D’un autre côté, aucun argument scientifique n’interdit d’imaginer des hommes mis sur la touche par l’Histoire, relégués au rang de classe sociale marginale, à l’instar d’un trop grand nombre de femmes dans notre propre civilisation. Les hommes sont toujours des hommes sur Stratos, à quelques détails près. La société n’a pas pour but exprès de les opprimer, mais seulement de mettre un point final à la domination et à la violence qui vont toujours de pair avec le patriarcat. Si les gens de Stratos passent à côté de certaines joies que nous recherchons (et trouvons parfois) dans la vie de famille monogame, ils évitent en revanche nombre de souffrances qui nous sont familières.
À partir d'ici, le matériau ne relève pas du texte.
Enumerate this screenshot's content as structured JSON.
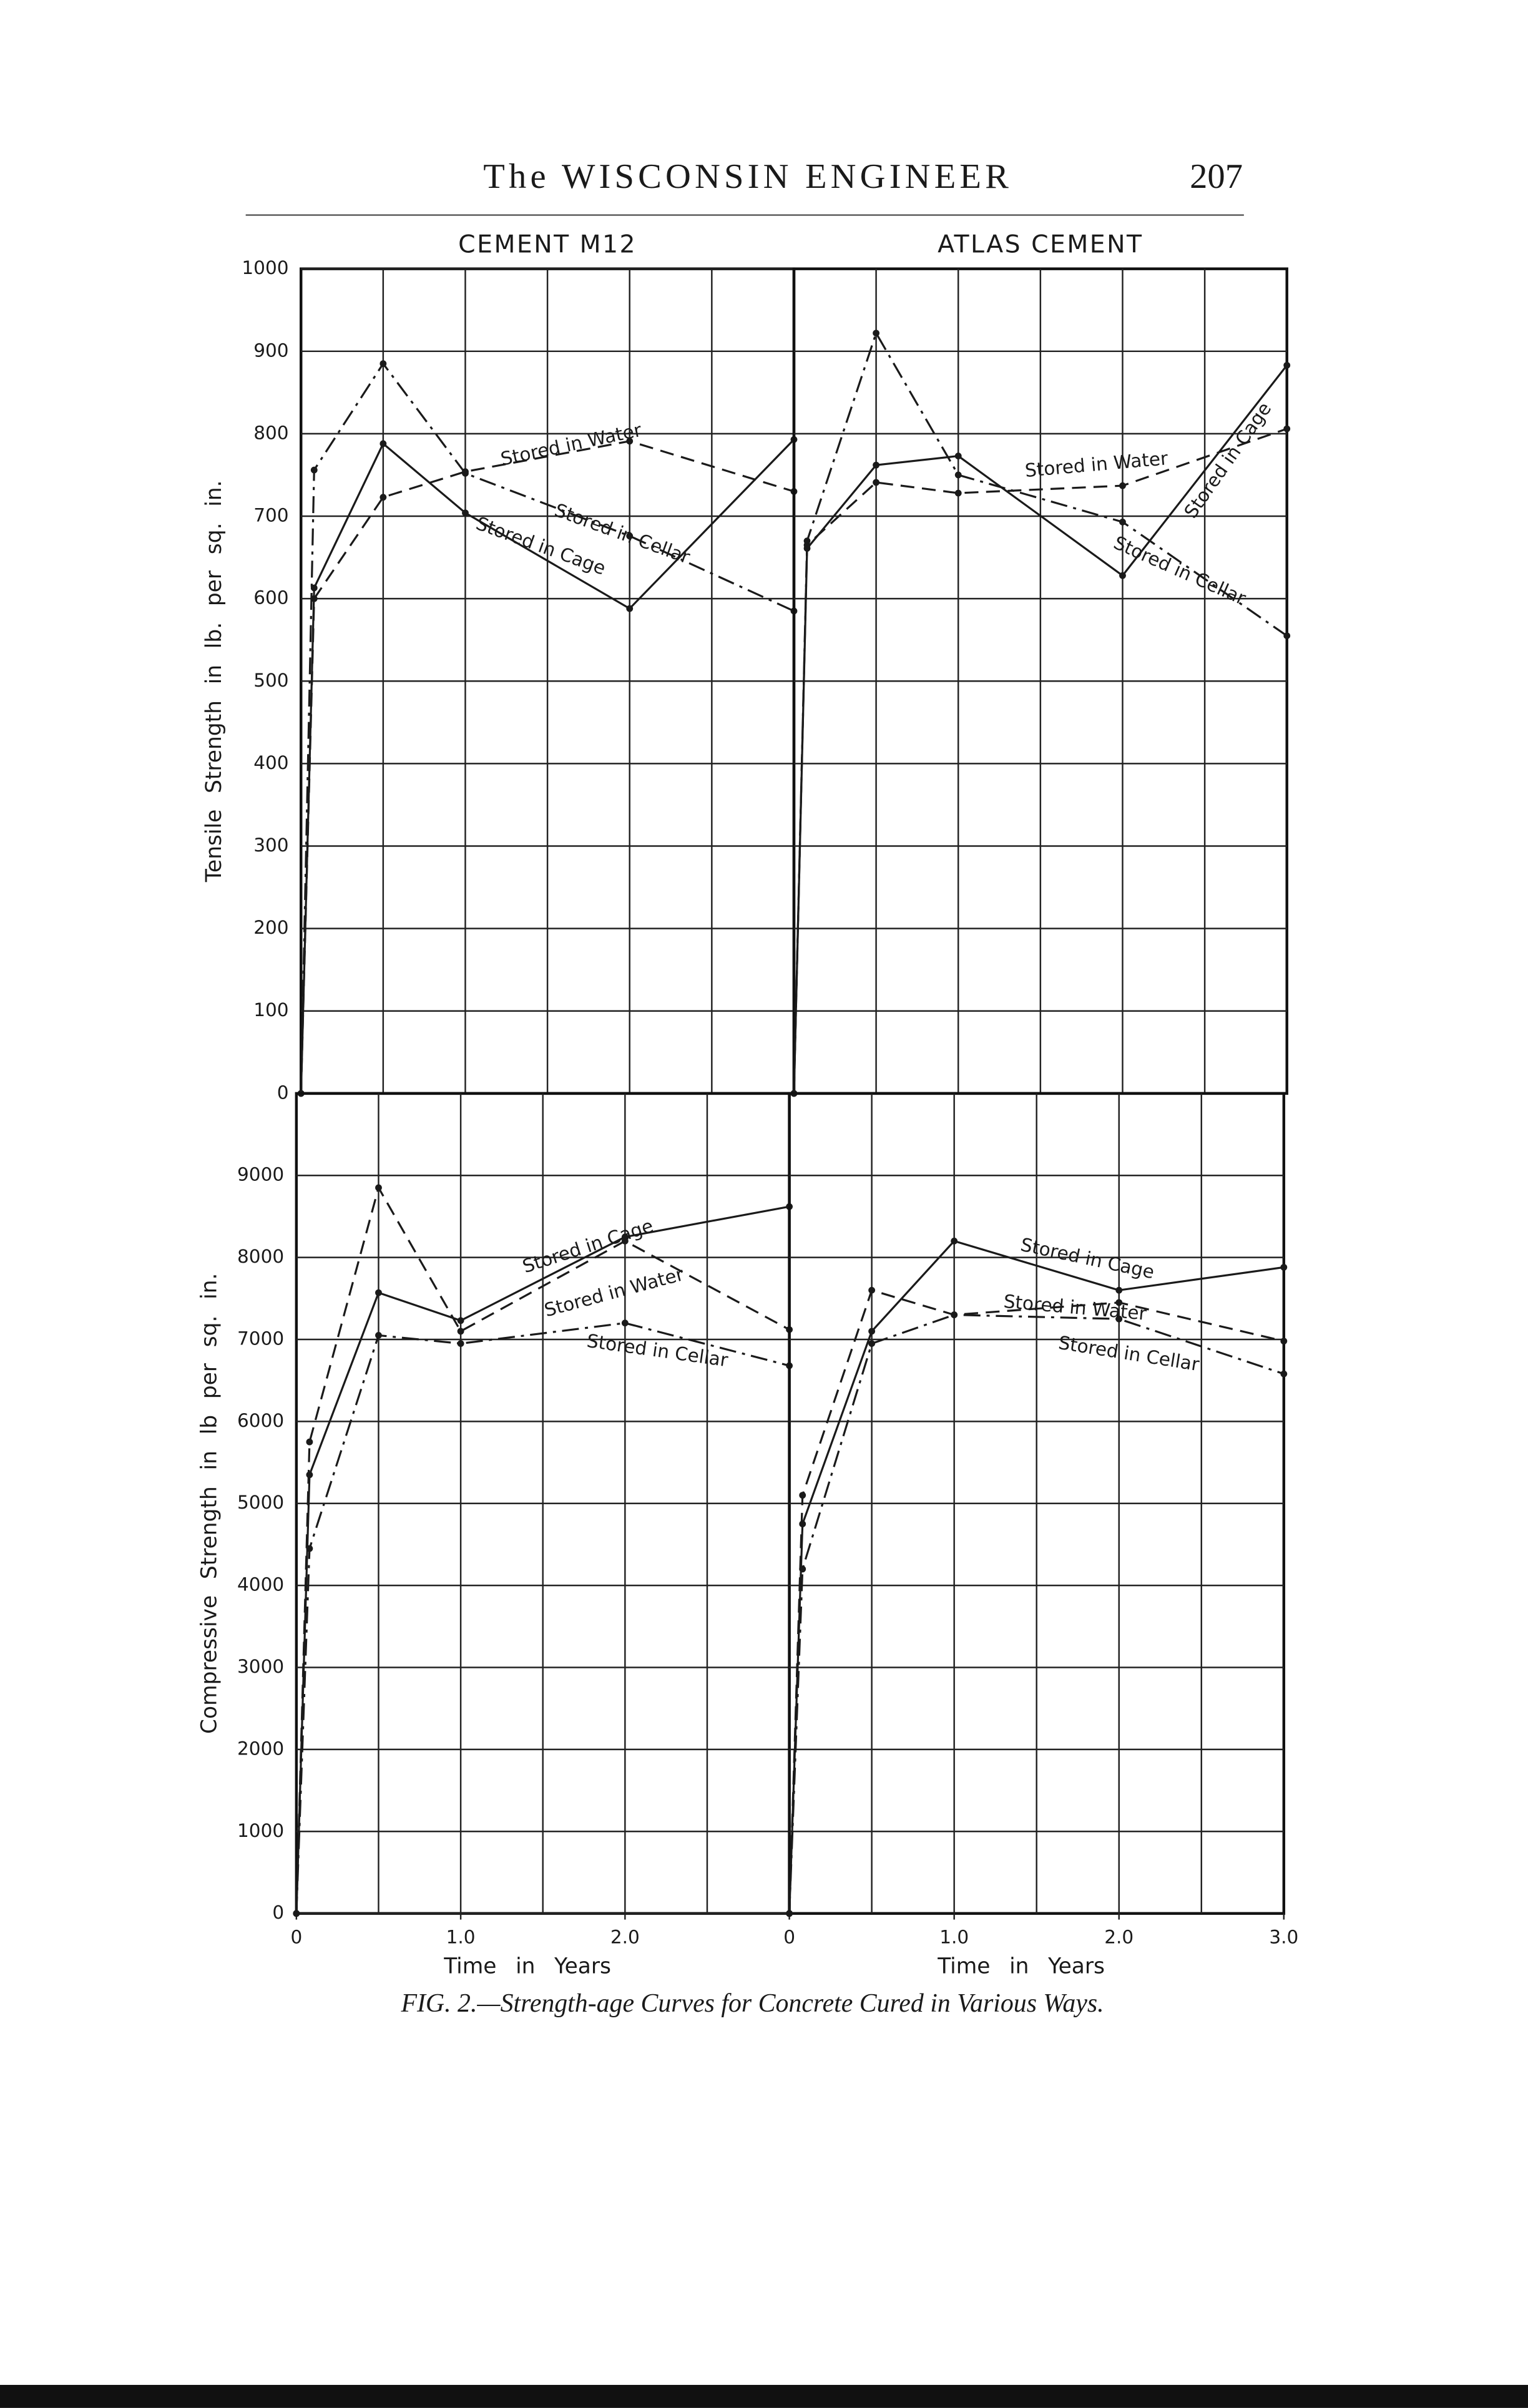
{
  "header": {
    "title": "The WISCONSIN ENGINEER",
    "page": "207"
  },
  "caption": "FIG. 2.—Strength-age Curves for Concrete Cured in Various Ways.",
  "chart_data": [
    {
      "type": "line",
      "title": "CEMENT M12",
      "ylabel": "Tensile Strength in lb. per sq. in.",
      "x": [
        0,
        0.08,
        0.5,
        1,
        2,
        3
      ],
      "xlim": [
        0,
        3
      ],
      "ylim": [
        0,
        1000
      ],
      "yticks": [
        0,
        100,
        200,
        300,
        400,
        500,
        600,
        700,
        800,
        900,
        1000
      ],
      "xgrid": [
        0.5,
        1,
        1.5,
        2,
        2.5
      ],
      "series": [
        {
          "name": "Stored in Water",
          "color": "#1a1a1a",
          "style": "dashed",
          "values": [
            0,
            600,
            723,
            754,
            791,
            730
          ]
        },
        {
          "name": "Stored in Cage",
          "color": "#1a1a1a",
          "style": "solid",
          "values": [
            0,
            613,
            788,
            704,
            588,
            793
          ]
        },
        {
          "name": "Stored in Cellar",
          "color": "#1a1a1a",
          "style": "dash-dot",
          "values": [
            0,
            756,
            885,
            752,
            676,
            585
          ]
        }
      ]
    },
    {
      "type": "line",
      "title": "ATLAS CEMENT",
      "x": [
        0,
        0.08,
        0.5,
        1,
        2,
        3
      ],
      "xlim": [
        0,
        3
      ],
      "ylim": [
        0,
        1000
      ],
      "ygrid": [
        100,
        200,
        300,
        400,
        500,
        600,
        700,
        800,
        900
      ],
      "xgrid": [
        0.5,
        1,
        1.5,
        2,
        2.5
      ],
      "series": [
        {
          "name": "Stored in Water",
          "color": "#1a1a1a",
          "style": "dashed",
          "values": [
            0,
            665,
            741,
            728,
            737,
            806
          ]
        },
        {
          "name": "Stored in Cage",
          "color": "#1a1a1a",
          "style": "solid",
          "values": [
            0,
            661,
            762,
            773,
            628,
            883
          ]
        },
        {
          "name": "Stored in Cellar",
          "color": "#1a1a1a",
          "style": "dash-dot",
          "values": [
            0,
            670,
            922,
            750,
            693,
            555
          ]
        }
      ]
    },
    {
      "type": "line",
      "ylabel": "Compressive Strength in lb per sq. in.",
      "xlabel": "Time in Years",
      "x": [
        0,
        0.08,
        0.5,
        1,
        2,
        3
      ],
      "xlim": [
        0,
        3
      ],
      "ylim": [
        0,
        10000
      ],
      "yticks": [
        0,
        1000,
        2000,
        3000,
        4000,
        5000,
        6000,
        7000,
        8000,
        9000
      ],
      "xticks": [
        0,
        {
          "value": 1,
          "label": "1.0"
        },
        {
          "value": 2,
          "label": "2.0"
        }
      ],
      "xgrid": [
        0.5,
        1,
        1.5,
        2,
        2.5
      ],
      "series": [
        {
          "name": "Stored in Water",
          "color": "#1a1a1a",
          "style": "dashed",
          "values": [
            0,
            5750,
            8850,
            7100,
            8200,
            7120
          ]
        },
        {
          "name": "Stored in Cage",
          "color": "#1a1a1a",
          "style": "solid",
          "values": [
            0,
            5350,
            7570,
            7230,
            8250,
            8620
          ]
        },
        {
          "name": "Stored in Cellar",
          "color": "#1a1a1a",
          "style": "dash-dot",
          "values": [
            0,
            4450,
            7050,
            6950,
            7200,
            6680
          ]
        }
      ]
    },
    {
      "type": "line",
      "xlabel": "Time in Years",
      "x": [
        0,
        0.08,
        0.5,
        1,
        2,
        3
      ],
      "xlim": [
        0,
        3
      ],
      "ylim": [
        0,
        10000
      ],
      "ygrid": [
        1000,
        2000,
        3000,
        4000,
        5000,
        6000,
        7000,
        8000,
        9000
      ],
      "xticks": [
        0,
        {
          "value": 1,
          "label": "1.0"
        },
        {
          "value": 2,
          "label": "2.0"
        },
        {
          "value": 3,
          "label": "3.0"
        }
      ],
      "xgrid": [
        0.5,
        1,
        1.5,
        2,
        2.5
      ],
      "series": [
        {
          "name": "Stored in Water",
          "color": "#1a1a1a",
          "style": "dashed",
          "values": [
            0,
            5100,
            7600,
            7300,
            7450,
            6980
          ]
        },
        {
          "name": "Stored in Cage",
          "color": "#1a1a1a",
          "style": "solid",
          "values": [
            0,
            4750,
            7100,
            8200,
            7600,
            7880
          ]
        },
        {
          "name": "Stored in Cellar",
          "color": "#1a1a1a",
          "style": "dash-dot",
          "values": [
            0,
            4200,
            6950,
            7300,
            7250,
            6580
          ]
        }
      ]
    }
  ]
}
L’autoclonage mènerait-il les lignées parentales à imiter la vie sociale des fourmis ou des abeilles, à vivre en « ruches », parmi des sœurs génétiquement semblables ? Cette idée a déjà été étudiée, généralement en conférant un comportement de fourmi à des corps bipèdes. Sur Stratos, les filles d’un ancien clan font preuve d’une solidarité et d’une connaissance d’elles-mêmes impensables pour des vars comme nous, mais ça ne les empêche pas d’être humaines et ne fait pas nécessairement d’elles des automates.
Essayons de voir les choses de leur point de vue. Notre monde aux variations génético-sexuelles presque illimitées pourrait leur paraître trop confus pour être civilisé. Une société de vars serait fondamentalement incapable de mener des projets au-delà d’une génération… ce qui est précisément notre problème aujourd’hui, si l’on en croit de nombreux critiques. La trop grande uniformité de cette Stratos de fiction est peut-être étouffante, mais notre sens trop restreint de la continuité est peut-être en train de tuer la vraie Terre.